So, why should you care about word embeddings? Word embeddings can be used for variety of tasks in deep learning, such as sentiment analysis, syntactic parsing, named-entity recognition, and more. They can also:
- Provide a more sophisticated way to represent words in numerical space by preserving word-to-word similarities based on context.
- Provide a measure of similarity between words or phrases.
- Be used as features in classification tasks.
- Improve model performance.
Many interesting relationships can be uncovered using word embeddings, the most famous example being king - man + woman = queen. So, let's go ahead and try word embeddings out on the Amazon Fine Foods dataset!
Let's start with reading in our corpus. I'll be using a module available to DataScience.com customers called the Voice of the Customer Playbook that contains code for common text processing and modeling tasks, such as removing bad characters or stemming. It can also be used for topic modeling and opinion mining tasks.
import pandas as pd
import matplotlib.pyplot as plt
from gensim import corpora
from gensim.models import Phrases
from nltk.corpus import stopwords
from nltk.stem.porter import PorterStemmer
from ds_voc.text_processing import TextProcessing
# sample for speed
raw_df = raw_df.sample(frac=0.1, replace=False)
# grab review text
raw = list(raw_df['Text'])
Let's tokenize our sample and do usual cleaning steps: removing bad characters, stop words, and stemming:
# word2vec expexts a list of list: each document is a list of tokens
te = TextProcessing()
cleaned = [te.default_clean(d) for d in raw]

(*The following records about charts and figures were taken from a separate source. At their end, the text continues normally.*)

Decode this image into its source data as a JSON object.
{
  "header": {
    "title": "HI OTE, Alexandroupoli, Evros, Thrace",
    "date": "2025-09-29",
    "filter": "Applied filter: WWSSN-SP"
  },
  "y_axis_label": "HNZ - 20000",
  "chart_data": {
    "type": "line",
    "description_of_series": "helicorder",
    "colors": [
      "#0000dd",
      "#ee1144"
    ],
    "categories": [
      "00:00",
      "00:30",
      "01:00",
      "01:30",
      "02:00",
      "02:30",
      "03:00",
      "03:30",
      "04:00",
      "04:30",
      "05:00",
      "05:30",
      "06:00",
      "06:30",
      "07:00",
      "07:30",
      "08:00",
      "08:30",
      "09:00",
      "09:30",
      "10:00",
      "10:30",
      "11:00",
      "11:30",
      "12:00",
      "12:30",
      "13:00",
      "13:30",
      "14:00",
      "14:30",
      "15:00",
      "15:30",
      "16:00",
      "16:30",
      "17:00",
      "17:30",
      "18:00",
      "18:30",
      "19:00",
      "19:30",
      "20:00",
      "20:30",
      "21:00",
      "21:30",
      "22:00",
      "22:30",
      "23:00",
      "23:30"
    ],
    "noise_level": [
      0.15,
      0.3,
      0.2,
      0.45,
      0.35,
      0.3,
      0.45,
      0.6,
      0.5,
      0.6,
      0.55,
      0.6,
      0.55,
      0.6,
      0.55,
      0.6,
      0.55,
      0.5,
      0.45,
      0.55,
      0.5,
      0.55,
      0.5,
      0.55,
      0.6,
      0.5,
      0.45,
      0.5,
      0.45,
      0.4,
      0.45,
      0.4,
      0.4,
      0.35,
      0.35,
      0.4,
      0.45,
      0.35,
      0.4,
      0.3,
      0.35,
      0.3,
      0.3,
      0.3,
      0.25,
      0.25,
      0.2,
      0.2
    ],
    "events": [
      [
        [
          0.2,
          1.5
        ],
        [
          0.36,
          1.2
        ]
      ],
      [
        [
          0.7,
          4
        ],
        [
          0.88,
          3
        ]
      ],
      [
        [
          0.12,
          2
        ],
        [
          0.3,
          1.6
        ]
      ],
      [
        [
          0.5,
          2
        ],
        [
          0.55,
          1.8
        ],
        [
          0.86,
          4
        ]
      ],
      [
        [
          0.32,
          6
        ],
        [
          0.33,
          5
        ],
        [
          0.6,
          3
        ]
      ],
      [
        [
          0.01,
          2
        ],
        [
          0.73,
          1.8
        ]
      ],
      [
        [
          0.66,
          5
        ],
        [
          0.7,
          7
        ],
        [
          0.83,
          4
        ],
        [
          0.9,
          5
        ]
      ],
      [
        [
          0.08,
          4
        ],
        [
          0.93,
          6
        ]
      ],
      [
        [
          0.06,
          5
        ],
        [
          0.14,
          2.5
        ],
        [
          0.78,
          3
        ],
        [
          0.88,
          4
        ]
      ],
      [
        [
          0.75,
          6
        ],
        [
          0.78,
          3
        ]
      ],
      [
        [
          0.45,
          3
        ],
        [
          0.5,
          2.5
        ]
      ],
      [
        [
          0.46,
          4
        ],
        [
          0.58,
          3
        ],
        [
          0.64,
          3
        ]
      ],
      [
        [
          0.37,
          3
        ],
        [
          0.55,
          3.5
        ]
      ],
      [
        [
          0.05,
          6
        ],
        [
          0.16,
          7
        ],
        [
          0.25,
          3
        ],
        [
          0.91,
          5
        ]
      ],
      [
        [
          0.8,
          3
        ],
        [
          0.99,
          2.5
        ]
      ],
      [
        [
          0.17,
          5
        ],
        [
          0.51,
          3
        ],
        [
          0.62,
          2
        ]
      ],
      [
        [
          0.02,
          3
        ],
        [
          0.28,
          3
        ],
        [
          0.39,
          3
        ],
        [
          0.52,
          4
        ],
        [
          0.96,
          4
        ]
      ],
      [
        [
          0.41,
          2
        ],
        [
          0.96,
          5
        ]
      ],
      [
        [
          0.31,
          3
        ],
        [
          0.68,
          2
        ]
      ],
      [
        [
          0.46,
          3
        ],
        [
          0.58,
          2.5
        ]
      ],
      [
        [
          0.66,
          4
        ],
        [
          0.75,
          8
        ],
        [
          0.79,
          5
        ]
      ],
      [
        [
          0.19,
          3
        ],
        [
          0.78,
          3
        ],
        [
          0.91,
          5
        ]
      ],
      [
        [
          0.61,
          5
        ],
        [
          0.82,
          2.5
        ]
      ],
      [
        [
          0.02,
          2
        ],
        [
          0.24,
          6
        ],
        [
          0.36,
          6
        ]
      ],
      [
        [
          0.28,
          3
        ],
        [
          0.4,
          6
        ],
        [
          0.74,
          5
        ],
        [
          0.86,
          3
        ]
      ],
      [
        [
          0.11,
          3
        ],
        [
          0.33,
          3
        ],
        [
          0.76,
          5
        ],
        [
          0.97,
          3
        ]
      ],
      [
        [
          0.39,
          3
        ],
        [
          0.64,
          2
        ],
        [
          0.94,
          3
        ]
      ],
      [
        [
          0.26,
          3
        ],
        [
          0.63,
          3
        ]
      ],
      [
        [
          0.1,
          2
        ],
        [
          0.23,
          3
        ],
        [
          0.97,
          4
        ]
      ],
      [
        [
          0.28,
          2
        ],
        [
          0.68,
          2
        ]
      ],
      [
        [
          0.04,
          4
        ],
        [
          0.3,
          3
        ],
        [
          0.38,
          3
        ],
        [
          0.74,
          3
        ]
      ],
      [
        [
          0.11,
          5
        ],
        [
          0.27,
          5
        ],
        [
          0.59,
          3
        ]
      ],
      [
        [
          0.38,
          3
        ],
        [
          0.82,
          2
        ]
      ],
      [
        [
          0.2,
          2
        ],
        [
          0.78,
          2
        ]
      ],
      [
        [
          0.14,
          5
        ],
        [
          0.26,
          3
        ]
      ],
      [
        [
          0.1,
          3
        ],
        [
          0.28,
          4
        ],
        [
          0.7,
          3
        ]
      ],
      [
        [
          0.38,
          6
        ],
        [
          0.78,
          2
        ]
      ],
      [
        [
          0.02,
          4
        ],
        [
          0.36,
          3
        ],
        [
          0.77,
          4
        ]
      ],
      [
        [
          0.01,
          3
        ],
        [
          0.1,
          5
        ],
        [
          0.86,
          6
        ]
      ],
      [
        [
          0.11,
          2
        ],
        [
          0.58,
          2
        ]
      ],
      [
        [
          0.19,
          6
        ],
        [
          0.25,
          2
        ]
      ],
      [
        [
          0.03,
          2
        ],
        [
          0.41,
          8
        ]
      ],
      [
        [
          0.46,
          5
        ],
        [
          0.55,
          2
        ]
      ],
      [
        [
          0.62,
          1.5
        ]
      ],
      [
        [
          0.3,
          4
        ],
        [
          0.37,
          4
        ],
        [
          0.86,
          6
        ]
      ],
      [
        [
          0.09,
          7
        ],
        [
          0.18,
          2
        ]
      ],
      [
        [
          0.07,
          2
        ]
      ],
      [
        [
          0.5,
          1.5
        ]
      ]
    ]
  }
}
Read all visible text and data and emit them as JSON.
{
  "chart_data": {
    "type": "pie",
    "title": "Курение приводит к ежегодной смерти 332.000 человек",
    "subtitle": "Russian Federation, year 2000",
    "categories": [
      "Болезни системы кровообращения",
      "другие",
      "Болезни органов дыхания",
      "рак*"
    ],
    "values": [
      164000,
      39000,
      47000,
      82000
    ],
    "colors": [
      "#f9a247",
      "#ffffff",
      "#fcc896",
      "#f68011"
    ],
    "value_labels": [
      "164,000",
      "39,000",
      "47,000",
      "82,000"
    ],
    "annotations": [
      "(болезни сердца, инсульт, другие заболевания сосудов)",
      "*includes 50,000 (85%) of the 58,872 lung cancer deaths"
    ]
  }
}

sentences = [te.stop_and_stem(c) for c in cleaned]
Now we are ready to fit a model. Here we are using the gensim implementation:
from gensim.models import Word2Vec
model = Word2Vec(sentences=sentences, # tokenized senteces, list of list of strings
size=300, # size of embedding vectors
workers=4, # how many threads?
min_count=20, # minimum frequency per token, filtering rare words
sample=0.05, # weight of downsampling common words
sg = 0, # should we use skip-gram? if 0, then cbow
hs = 0
X = model[model.wv.vocab]
Voila! That was easy. Now, what kind of questions can you ask this model? Recall that the words occurring in similar contexts will be deemed as similar to each other, thereby forming word "clusters." Start with a simple exmaple by checking what kind of terms the model considers similar to "peanut":
[(u'butter', 0.9887357950210571), (u'fruit', 0.9589880108833313), (u'crunchi', 0.9448184967041016), (u'potato', 0.9327490329742432), (u'textur', 0.9302218556404114), (u'nut', 0.9176014065742493), (u'tasti', 0.9175000190734863), (u'sweet', 0.9135239124298096), (u'appl', 0.9122942686080933), (u'soft', 0.9103059768676758)]
Not bad; the most similar token is, of course, "butter." The other tokens indicated here also seem intuitive. "Fruit" and "apple," however, are possibly the result of customers mentioning fruit jams and spread when they mention peanut butter. Let's try a few more examples:
[(u'k', 0.8691866397857666), (u'starbuck', 0.862629771232605), (u'keurig', 0.85813969373703), (u'decaf', 0.8456668853759766), (u'blend', 0.840221643447876), (u'bold', 0.8374124765396118), (u'cup', 0.8330360651016235), (u'brew', 0.8262926340103149), (u'espresso', 0.8225802183151245), (u'roast', 0.812541127204895)]
[(u'refresh', 0.9925233721733093), (u'caramel', 0.9756978750228882), (u'pepper', 0.9739495515823364), (u'cherri', 0.9737452268600464), (u'slightli', 0.9729464054107666), (u'cinnamon', 0.9727376699447632), (u'lemon', 0.9724155068397522), (u'blueberri', 0.9717040061950684), (u'sour', 0.971449613571167), (u'cocoa', 0.9712052345275879)]
Note that the most similar words to "spice" are "refresh" and "caramel," even though "caramel apple spice," for example, is a popular combination. You can extend the analogies to not only to include multiple words in the context, but to exclude certain words. For example, I am interested in a protein-rich snacks, but I don't want to take a protein supplement:
print (model.most_similar(['snack', 'protein'], negative=['supplement']))
Here's what the model spits out:
[(u'chip', 0.7655218839645386), (u'bar', 0.7496042251586914), (u'potato', 0.7473998069763184), (u'peanut', 0.741823136806488), (u'feel', 0.7318717241287231), (u'cereal', 0.7217452526092529), (u'nut', 0.716484546661377), (u'butter', 0.7104200124740601), (u'healthi', 0.7084594964981079), (u'low', 0.7055443525314331)]
The model found that "chips," "bars," "peanuts," "nut," and terms like "healthy" live in the same word cluster as "snack" and "protein," but not in the same cluster as "supplement."
Of course, these are all simple examples, but don't forget that we trained the model on a small sample of reviews. I would advise you to extend the dataset in order to build more robust word embeddings.